By Sherry Bunting
SPRUCE CREEK, Pa. — From the classroom morning session on udder anatomy, milk letdown, sanitation, udder prep, mastitis detection, milking equipment basics and the handling of abnormal milk to the hands-on afternoon session featuring cow handling, hygiene scoring and a mammary dissection — two bilingual milking and mastitis workshops recently engaged teams of employees from a variety of dairy farms in central and southeast Pennsylvania.
Hosted by Willow-Behrer Farms, Spruce Creek, and Brubaker Farms, Mount Joy, the workshops were organized and led by Dr. Sandy Costello, Ph.D., of Milk Quality Pays; Marcela Martinez, milk quality and herd management specialist with Agri-Service LLC, Hagerstown, Md., and Dr. Cory Meyers DVM of Mid Maryland Dairy Vets.
Both Drs. Costello and Meyers are certified “Train the Trainers” for National Milk Producers Federation’s FARM 3.0 program, including the important animal welfare aspects.
During the workshop at the Willow-Behrer location, 15 employees from five area dairy farms attended and engaged with the topics and trainers and were provided with certificates for the content areas covered.
Before breaking into groups, Dr. Meyers conducted a mammary dissection with Martinez providing Spanish translation for his demonstration as he showed employees various aspects of the mammary gland and demonstrated proper administration of intramammary treatments, including dry cow treatments, so they could see, for example, how far into the teat canal to go.

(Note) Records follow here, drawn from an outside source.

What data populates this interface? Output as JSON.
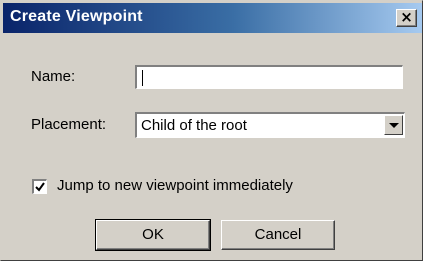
{
  "window": {
    "title": "Create Viewpoint",
    "close_icon": "close-icon",
    "close_glyph": "×"
  },
  "form": {
    "name_label": "Name:",
    "name_value": "",
    "placement_label": "Placement:",
    "placement_value": "Child of the root",
    "jump_checkbox_label": "Jump to new viewpoint immediately",
    "jump_checked": true
  },
  "buttons": {
    "ok_label": "OK",
    "cancel_label": "Cancel"
  }
}
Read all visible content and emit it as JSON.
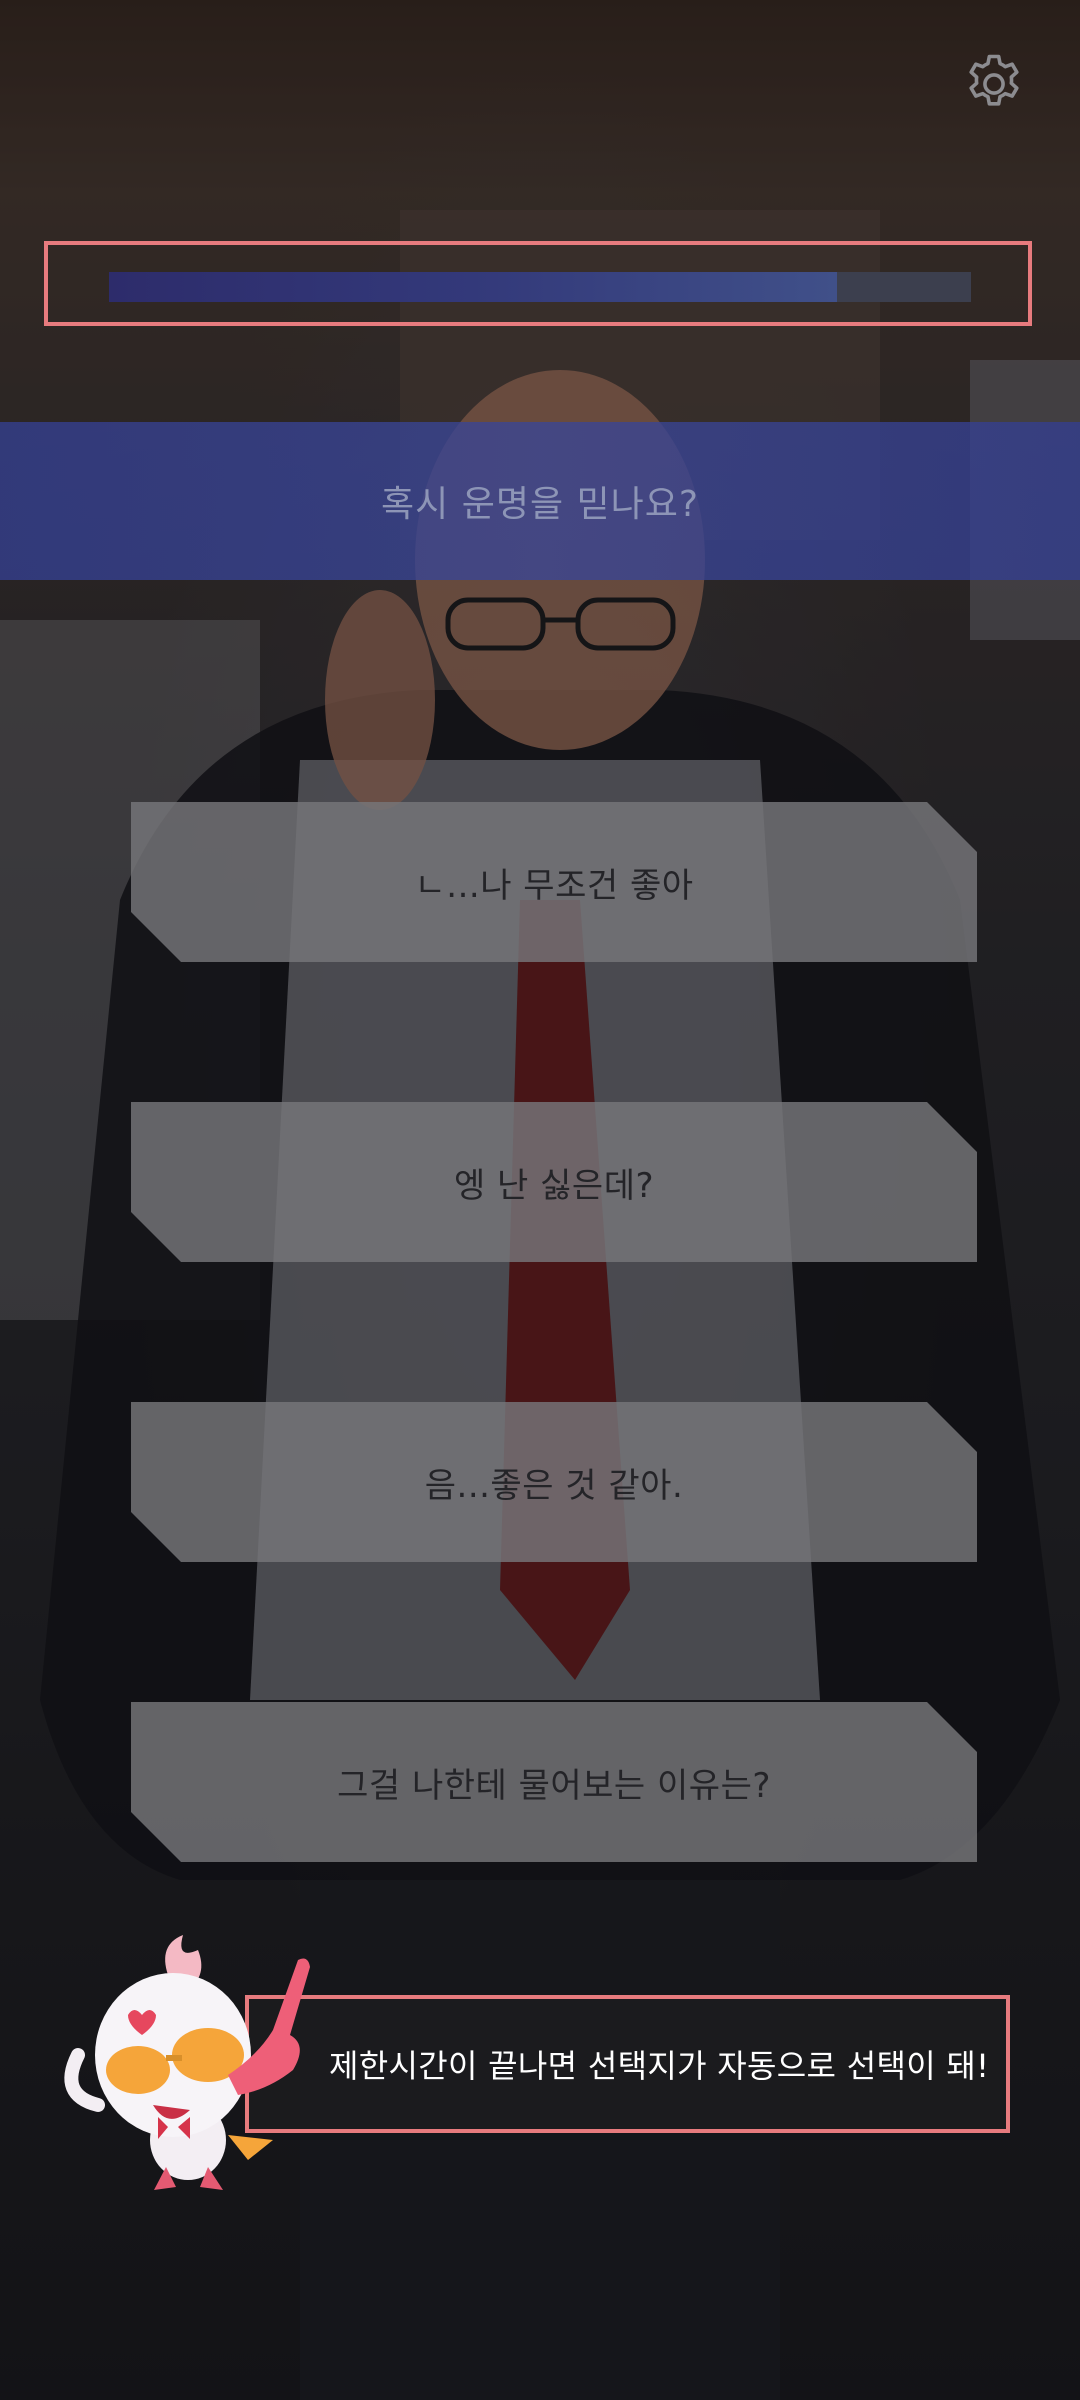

The workshop participants then split into two groups for the afternoon hands-on session, and rotated between the milking parlor with Dr. Costello and the freestall pens with Dr. Meyers.
In the freestall pens, the attending employees learned and practiced Dr. Meyers’ tips for quiet, calm separation of individual cows from a group. He demonstrated first, with bilingual translations by Martinez and gave each employee an opportunity to do the exercise.
The atmosphere of competitive camaraderie was apparent between the mainly Hispanic employees as each quietly achieved the objective of sorting a specific cow from its group without using hand gestures or voice, just body position.
With hands in their pockets, as Meyers instructed, each participant used the position and angle of his body to signal the direction the desired cow should go. They were all quite impressive and proud of themselves.
In the parlor, employees learned the basics of milking equipment and things to watch out for that affect sanitation, udder health, teat end health, and milk quality.
These workshops also gave the employees the chance to practice identifying issues with the CMT and strip cups as well as a conductivity meters like the Mas-D-Tec.
Employees from the various farms were enthusiastic and engaged in discussion with each other and presenters, making for a dynamic day of learning, practice, and improvement.